The assessment on practices related to MLs showed that 42.7% of the students started using them in 3rd year of the graduation program, 77.2% used them in pre-clinical years, and 85.0% used them for various clinical procedures. Utilizing MLs improved psycho-motor skills necessary for cavity preparation, resulted in faster preparation, not requiring assistance, and showing better quality of the students’ performance [18].
One of the most common reasons for not using MLs was neck pain that was mentioned by 6.8% of the respondents, and majority of the participants (98.4%) believed that MLs improve speed, quality, and accuracy of working as well as reduce visual stress while maintaining the posture. In a study by Eggmann et al. [13], ergonomics improvement with magnification loupes was found. It is unclear why students reported both improved work ergonomics and neck pain while using the loupes. Did the study data take into account the position, in which the participants worked? Or maybe the reason is the lack of proper training? Can it be another reason? More research is needed to help the dentists to overcome these problems.

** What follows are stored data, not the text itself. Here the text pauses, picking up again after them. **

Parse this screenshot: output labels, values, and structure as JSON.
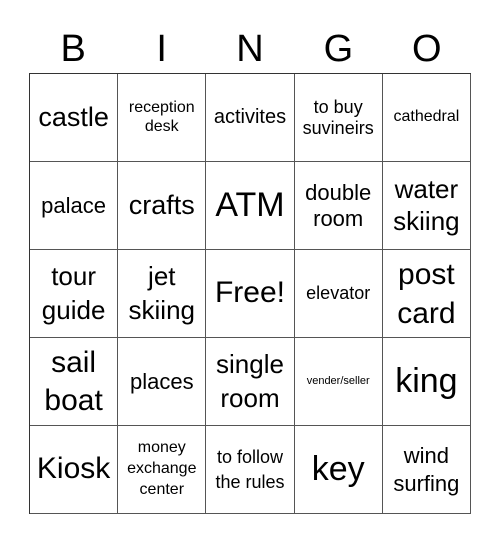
{
  "header": [
    "B",
    "I",
    "N",
    "G",
    "O"
  ],
  "cells": [
    [
      "castle",
      "reception desk",
      "activites",
      "to buy suvineirs",
      "cathedral"
    ],
    [
      "palace",
      "crafts",
      "ATM",
      "double room",
      "water skiing"
    ],
    [
      "tour guide",
      "jet skiing",
      "Free!",
      "elevator",
      "post card"
    ],
    [
      "sail boat",
      "places",
      "single room",
      "vender/seller",
      "king"
    ],
    [
      "Kiosk",
      "money exchange center",
      "to follow the rules",
      "key",
      "wind surfing"
    ]
  ]
}
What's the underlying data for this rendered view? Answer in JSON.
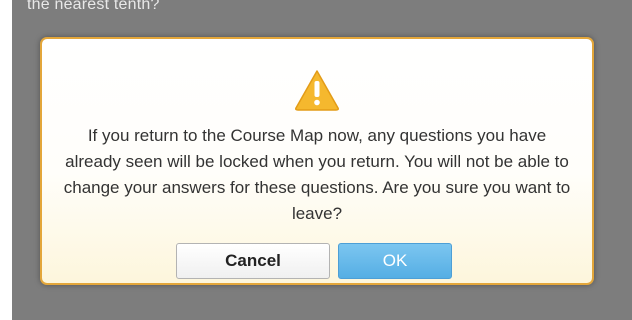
{
  "background": {
    "partial_text": "the nearest tenth?"
  },
  "dialog": {
    "icon": "warning-triangle-icon",
    "message": "If you return to the Course Map now, any questions you have already seen will be locked when you return. You will not be able to change your answers for these questions. Are you sure you want to leave?",
    "cancel_label": "Cancel",
    "ok_label": "OK"
  },
  "colors": {
    "overlay": "#7d7d7d",
    "dialog_border": "#e3a63a",
    "warning_icon": "#f5b82e",
    "ok_button": "#55aee4"
  }
}
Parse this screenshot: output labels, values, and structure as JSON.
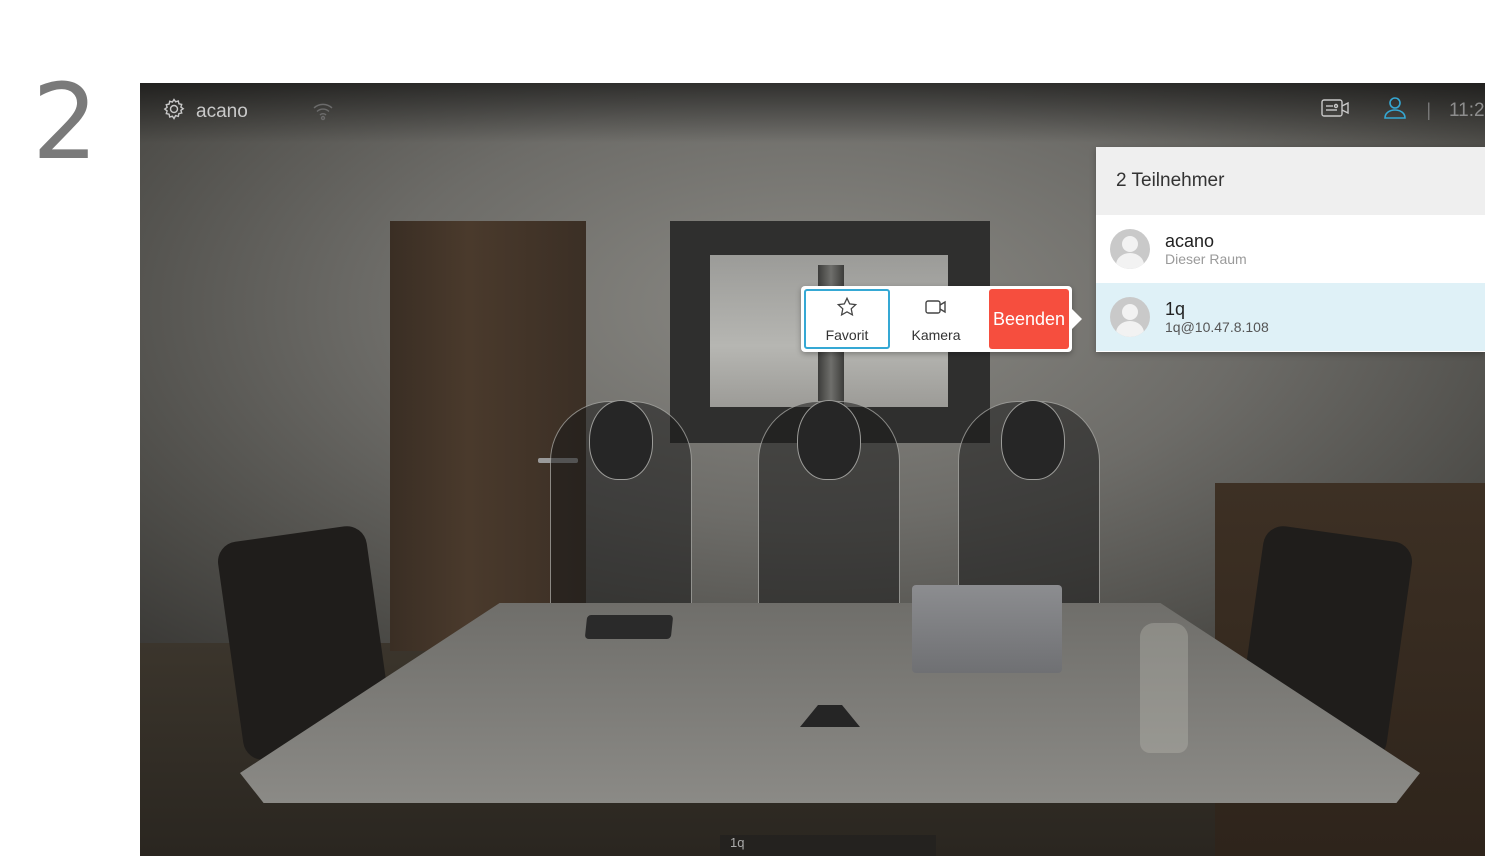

Regarding the source of knowledge about magnification loups in dentistry, when assessing the awareness of the advantages, most of the participants were aware of time saving, maintaining operator posture, improvement of treatment accuracy and quality, and reduction of visual stress. It would be beneficial to introduce the knowledge about the magnification loupes into the dental educational system.


Ethical clearance was obtained from Institutional Ethical Committee, Ibn Sina National College for Medical Studies, Jeddah, Saudi Arabia, with approval number of 014DP05102021.


The authors declare no potential conflicts of interest with respect to the research, authorship, and/or publication of this article.